Open the 'purchases_encrypted' topic and select 'messages' tab to observ messages.

Run encryptor.py in a terminal to consume messages from 'purchases' topic, encrypt, then send to 'purchases_encrypted' topic. Encrypted messages should apprear in the browser. This is to show that Vault can be used to do per-field encryption.

Login to Vault, and rotate the transit encryption key.

Run producer.py in another terminal and observe that the encrypted messages would use the new version automatically.

Run consumer_from_encrypted.py in another terminal and observe that it can consume messages, decrypt, then print to the terminal. You would observe even though the encrypted messages were encrypted by two different versions, the consumer can still decrypt without difficulty.
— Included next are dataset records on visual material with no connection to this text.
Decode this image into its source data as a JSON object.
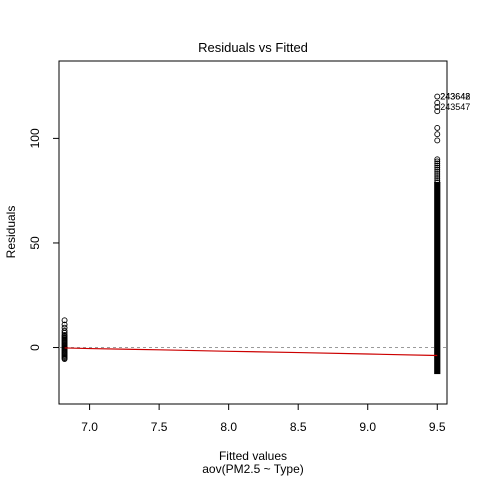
{
  "chart_data": {
    "type": "scatter",
    "title": "Residuals vs Fitted",
    "xlabel": "Fitted values",
    "sublabel": "aov(PM2.5 ~ Type)",
    "ylabel": "Residuals",
    "xlim": [
      6.78,
      9.57
    ],
    "ylim": [
      -27,
      137
    ],
    "x_ticks": [
      7.0,
      7.5,
      8.0,
      8.5,
      9.0,
      9.5
    ],
    "x_tick_labels": [
      "7.0",
      "7.5",
      "8.0",
      "8.5",
      "9.0",
      "9.5"
    ],
    "y_ticks": [
      0,
      50,
      100
    ],
    "y_tick_labels": [
      "0",
      "50",
      "100"
    ],
    "reference_line_y": 0,
    "groups": [
      {
        "fitted": 6.82,
        "residuals": [
          -5.5,
          -5,
          -4.5,
          -4,
          -3.5,
          -3,
          -2.5,
          -2,
          -1.5,
          -1,
          -0.5,
          0,
          0.5,
          1,
          1.5,
          2,
          2.5,
          3,
          3.5,
          4,
          4.5,
          5,
          5.5,
          6,
          7,
          8,
          9.5,
          11,
          13
        ]
      },
      {
        "fitted": 9.5,
        "residual_band": [
          -11.5,
          78
        ],
        "residuals": [
          79,
          80,
          81,
          82,
          83,
          84,
          85,
          86,
          87,
          88,
          89,
          90,
          99,
          102,
          105,
          113,
          115,
          117,
          120
        ]
      }
    ],
    "smoother": {
      "x": [
        6.82,
        7.0,
        7.5,
        8.0,
        8.5,
        9.0,
        9.5
      ],
      "y": [
        -0.2,
        -0.5,
        -1.1,
        -1.8,
        -2.4,
        -3.1,
        -3.8
      ]
    },
    "labeled_points": [
      {
        "label": "243648",
        "x": 9.5,
        "y": 120
      },
      {
        "label": "243642",
        "x": 9.5,
        "y": 120
      },
      {
        "label": "243547",
        "x": 9.5,
        "y": 115
      }
    ]
  }
}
You would also observe that the credit card numbers have been encrypted while preserving their formats. This enables complex logic between different topics.

demo 3, large payload

In the last two demo cases, all payloads are sent to Vault for both encryption and decryption operations. In the case of large payloads, this is not nessisarily the best way - large payloads increases network traffic and cause delays between producer and consumers, this also creates lots of CPU intensive operations on Vault nodes, putting presure on the centralised Vault platform.

Doing encryption/decryption operations at the application node using Data Encryption Key generated by Vault can avoid expensive network and CPU operations. To ensure security, every operation will have a new DEK, which is also encrypted/transfered with the encrypted payload, only client with right authentication/authorization is able to decrypt the DEK, then use it to decrypt the payload.

Open 'purchases_large_encrypted' topic and observ messages.

Run consumer_file_transfer.py from one terminal.

Create two folders with name 'source' and 'destination', then copy some files into source directory.

Run producer_file_transfer.py to scan files in source folder, generate one use only DEK, encryupt the file contents locally, then send to 'purchases_large_encrypted' topic.

The consumer will consume the message, get encrypted DEK from http header, call vault to decrypt the DEK, then decrypt the file contents locally, then save it into destination folder.

In the browser, you should be able to see encrypted messages, encrypted DEK as http header as well as the filename as http header.

Beyond Kafka

Kafka is one of the most popular streaming platform, but it is not the only one. The concept demostrated here is applicable to any streaming platform, including AWS Kinesis, AWS SQS, AWS SNS, Google Cloud Pub/Sub, Microsoft Azure Event Hubs as well as Apache Spark Streaming.